When it is over, the prince bows to Hakoda, and then to each of the members of the Council in turn. He bows to Katara, who reciprocates accordingly, and then to Sokka. Sokka bows back, just deeply enough that he can’t technically be scolded for it, and he knows he’s not imagining the well-hidden grimace on his father’s face, or his sister’s disapproving frown.

Finally, the prince bows to Yue. Yue bows back with all of the grace Sokka would expect from her, and when she holds out her hand to him, the prince bows even lower, pressing his lips chastely and politely to her knuckles before releasing her and standing once again. Every part of the motion is stiff and practiced; a gesture performed by someone who does so not because they mean it, but because it is expected of them. A formality, not a kindness.

Up close, the prince is even more striking than he had appeared from far off. His skin is as pale as any Sokka’s ever seen, and his hair darker than a winter’s night in the arctic. He is draped in vivid reds and golds the likes of which anyone who has never left the Water Tribes is unlikely to have ever seen, and he is as poised and refined as he is rigid and out of place.

Sokka watches as they finally head inside, and the Prince and his men are escorted to their rooms.

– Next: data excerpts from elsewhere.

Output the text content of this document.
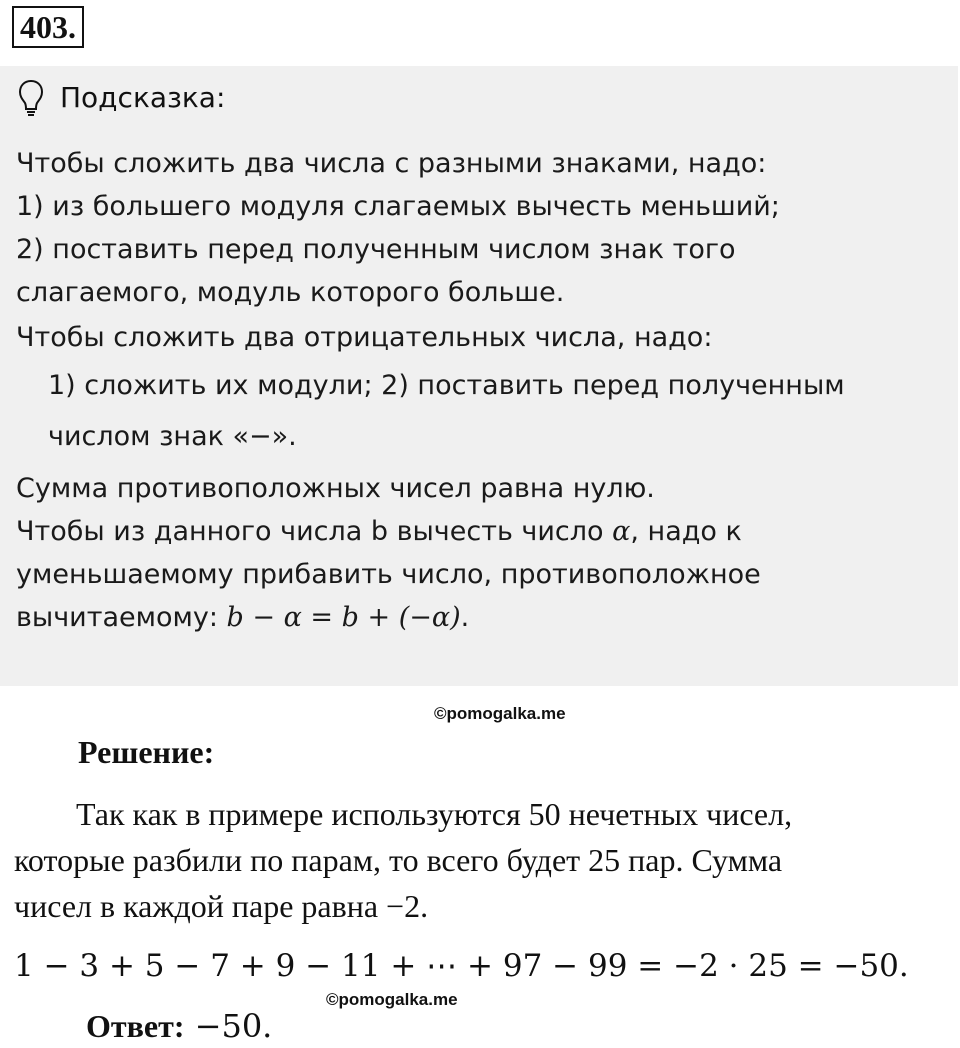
403.
Подсказка:
Чтобы сложить два числа с разными знаками, надо:
1) из большего модуля слагаемых вычесть меньший;
2) поставить перед полученным числом знак того
слагаемого, модуль которого больше.
Чтобы сложить два отрицательных числа, надо:
1) сложить их модули; 2) поставить перед полученным
числом знак «−».
Сумма противоположных чисел равна нулю.
Чтобы из данного числа b вычесть число α, надо к
уменьшаемому прибавить число, противоположное
вычитаемому: b − α = b + (−α).
©pomogalka.me
Решение:
Так как в примере используются 50 нечетных чисел,
которые разбили по парам, то всего будет 25 пар. Сумма
чисел в каждой паре равна −2.
1 − 3 + 5 − 7 + 9 − 11 + ⋯ + 97 − 99 = −2 · 25 = −50.
©pomogalka.me
Ответ: −50.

He does not smile, and he does not laugh. He speaks only when spoken to, and he does not look at anyone who was not looking at him first. Sokka feels any hatred he may have harbored for the prince turn to rot. He is not worth hating. He is barely human, cold and dark and as soulless as the ship he arrived on.

This is what Yue is being given, Sokka thinks bitterly: an unfeeling, disfigured prince who will never belong here, and who will never be one of them.